Wilde Müllhalden, Vandalismus, bedrohlich wirkende Jugendliche: Der Ruf der Hermann-Brill-Straße ist nicht gut. In den Wohnblocks der Gesellschaften ABG und Nassauische Heimstätte leben über 1200 Menschen, die mit dem Rest von Sindlingen nicht viel zu tun haben. Oder umgekehrt: Mit denen der Rest von Sindlingen nicht viel zu tun hat. Oder die Reste: Denn auch zwischen dem alten Ortskern im Süden und den jüngeren Wohnsiedlungen im Norden ist die Bahnlinie nicht das einzig Trennende. Von einem „dreigeteilten“ Stadtteil war jüngst in einem Zeitungsbericht die Rede.

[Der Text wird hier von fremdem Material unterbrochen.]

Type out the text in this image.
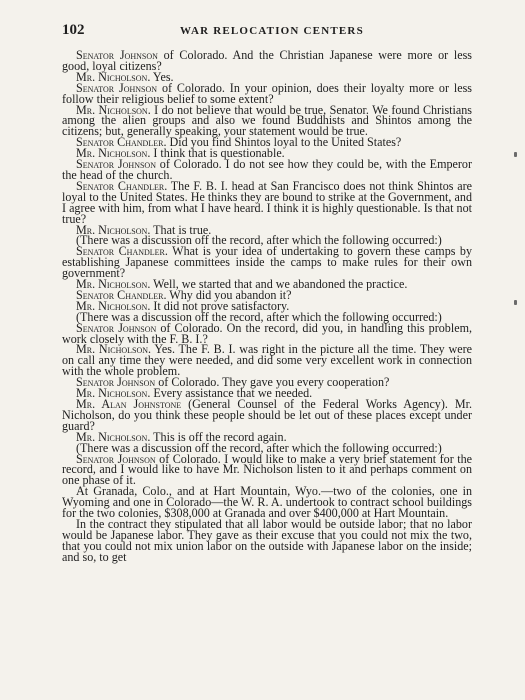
102	WAR RELOCATION CENTERS

Senator Johnson of Colorado. And the Christian Japanese were more or less good, loyal citizens?

Mr. Nicholson. Yes.

Senator Johnson of Colorado. In your opinion, does their loyalty more or less follow their religious belief to some extent?

Mr. Nicholson. I do not believe that would be true, Senator. We found Christians among the alien groups and also we found Buddhists and Shintos among the citizens; but, generally speaking, your statement would be true.

Senator Chandler. Did you find Shintos loyal to the United States?

Mr. Nicholson. I think that is questionable.

Senator Johnson of Colorado. I do not see how they could be, with the Emperor the head of the church.

Senator Chandler. The F. B. I. head at San Francisco does not think Shintos are loyal to the United States. He thinks they are bound to strike at the Government, and I agree with him, from what I have heard. I think it is highly questionable. Is that not true?

Mr. Nicholson. That is true.

(There was a discussion off the record, after which the following occurred:)

Senator Chandler. What is your idea of undertaking to govern these camps by establishing Japanese committees inside the camps to make rules for their own government?

Mr. Nicholson. Well, we started that and we abandoned the practice.

Senator Chandler. Why did you abandon it?

Mr. Nicholson. It did not prove satisfactory.

(There was a discussion off the record, after which the following occurred:)

Senator Johnson of Colorado. On the record, did you, in handling this problem, work closely with the F. B. I.?

Mr. Nicholson. Yes. The F. B. I. was right in the picture all the time. They were on call any time they were needed, and did some very excellent work in connection with the whole problem.

Senator Johnson of Colorado. They gave you every cooperation?

Mr. Nicholson. Every assistance that we needed.

Mr. Alan Johnstone (General Counsel of the Federal Works Agency). Mr. Nicholson, do you think these people should be let out of these places except under guard?

Mr. Nicholson. This is off the record again.

(There was a discussion off the record, after which the following occurred:)

Senator Johnson of Colorado. I would like to make a very brief statement for the record, and I would like to have Mr. Nicholson listen to it and perhaps comment on one phase of it.

At Granada, Colo., and at Hart Mountain, Wyo.—two of the colonies, one in Wyoming and one in Colorado—the W. R. A. undertook to contract school buildings for the two colonies, $308,000 at Granada and over $400,000 at Hart Mountain.

In the contract they stipulated that all labor would be outside labor; that no labor would be Japanese labor. They gave as their excuse that you could not mix the two, that you could not mix union labor on the outside with Japanese labor on the inside; and so, to get
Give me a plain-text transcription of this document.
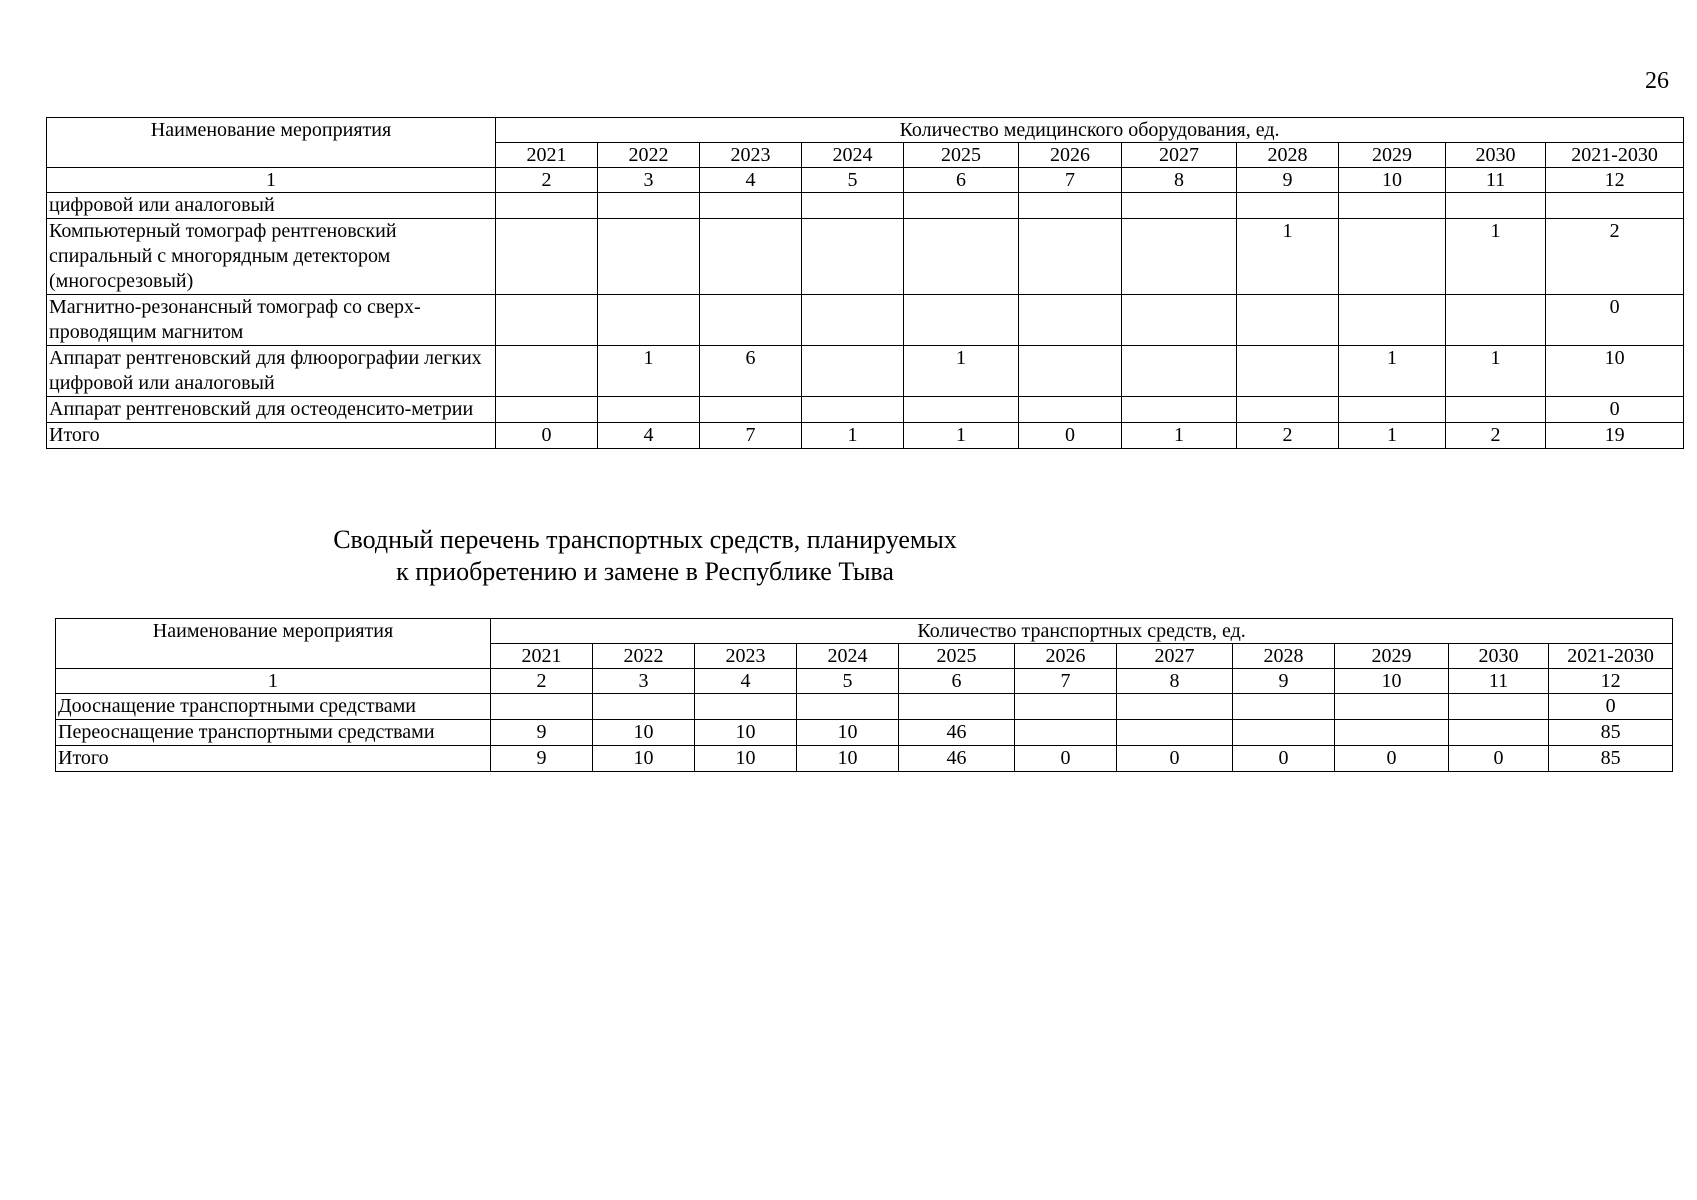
26
Наименование мероприятия	Количество медицинского оборудования, ед.										
	2021	2022	2023	2024	2025	2026	2027	2028	2029	2030	2021-2030
1	2	3	4	5	6	7	8	9	10	11	12
цифровой или аналоговый											
Компьютерный томограф рентгеновский спиральный с многорядным детектором (многосрезовый)								1		1	2
Магнитно-резонансный томограф со сверх-проводящим магнитом											0
Аппарат рентгеновский для флюорографии легких цифровой или аналоговый		1	6		1				1	1	10
Аппарат рентгеновский для остеоденсито-метрии											0
Итого	0	4	7	1	1	0	1	2	1	2	19
Сводный перечень транспортных средств, планируемых
к приобретению и замене в Республике Тыва
Наименование мероприятия	Количество транспортных средств, ед.										
	2021	2022	2023	2024	2025	2026	2027	2028	2029	2030	2021-2030
1	2	3	4	5	6	7	8	9	10	11	12
Дооснащение транспортными средствами											0
Переоснащение транспортными средствами	9	10	10	10	46						85
Итого	9	10	10	10	46	0	0	0	0	0	85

„Schreiben Sie doch mal, was gut ist an Sindlingen. Über die Erfolge“, rät eine, die das ewige Klagen über alles, alle und jeden zur Genüge kennt. Marja Glage kam 2008 als Quartiersmanagerin nach Sindlingen, um den sozialen Brennpunkt Hermann-Brill-Straße zu entschärfen. In Trägerschaft der Caritas und Zusammenarbeit mit der Stadt sowie in Kooperation mit Sindlinger Vereinen und Einrichtungen hat sich seither viel getan. Ziel ist eine „Aktive Nachbarschaft“.
Nun nähert sich das auf fünf Jahre befristete Projekt dem Ende. Zeit, Bilanz zu ziehen und zu sehen, ob die Steuergelder sinnvoll ausgegeben wurden. Zeit auch, darüber nachzudenken, wie es weitergehen kann. In zwei „Zukunftswerkstätten“ setzten sich Bewohner wie „Stadtteilakteure“, also Menschen, die sich in einem Verein oder einer Institution für Sindlingen engagieren, damit auseinander.
Viele „Früchte“ trägt ein symbolischer Apfelbaum, den die Bewohner erstellt haben. Kurse, Feste, Arbeitsgruppen – viele Angebote, viele Möglichkeiten sich zu engagieren oder etwas dazu zu lernen. Manche fühlen sich jetzt heimischer in Sindlingen. Damit das Bäumchen gedeiht, muss es weiterhin gegossen werden. Eine „Gießkanne“ listet auf, was jeder beitragen kann: mehr Eigeninitiative, eine AG für die Planung von Veranstaltungen, regelmäßige Treffen und manches mehr.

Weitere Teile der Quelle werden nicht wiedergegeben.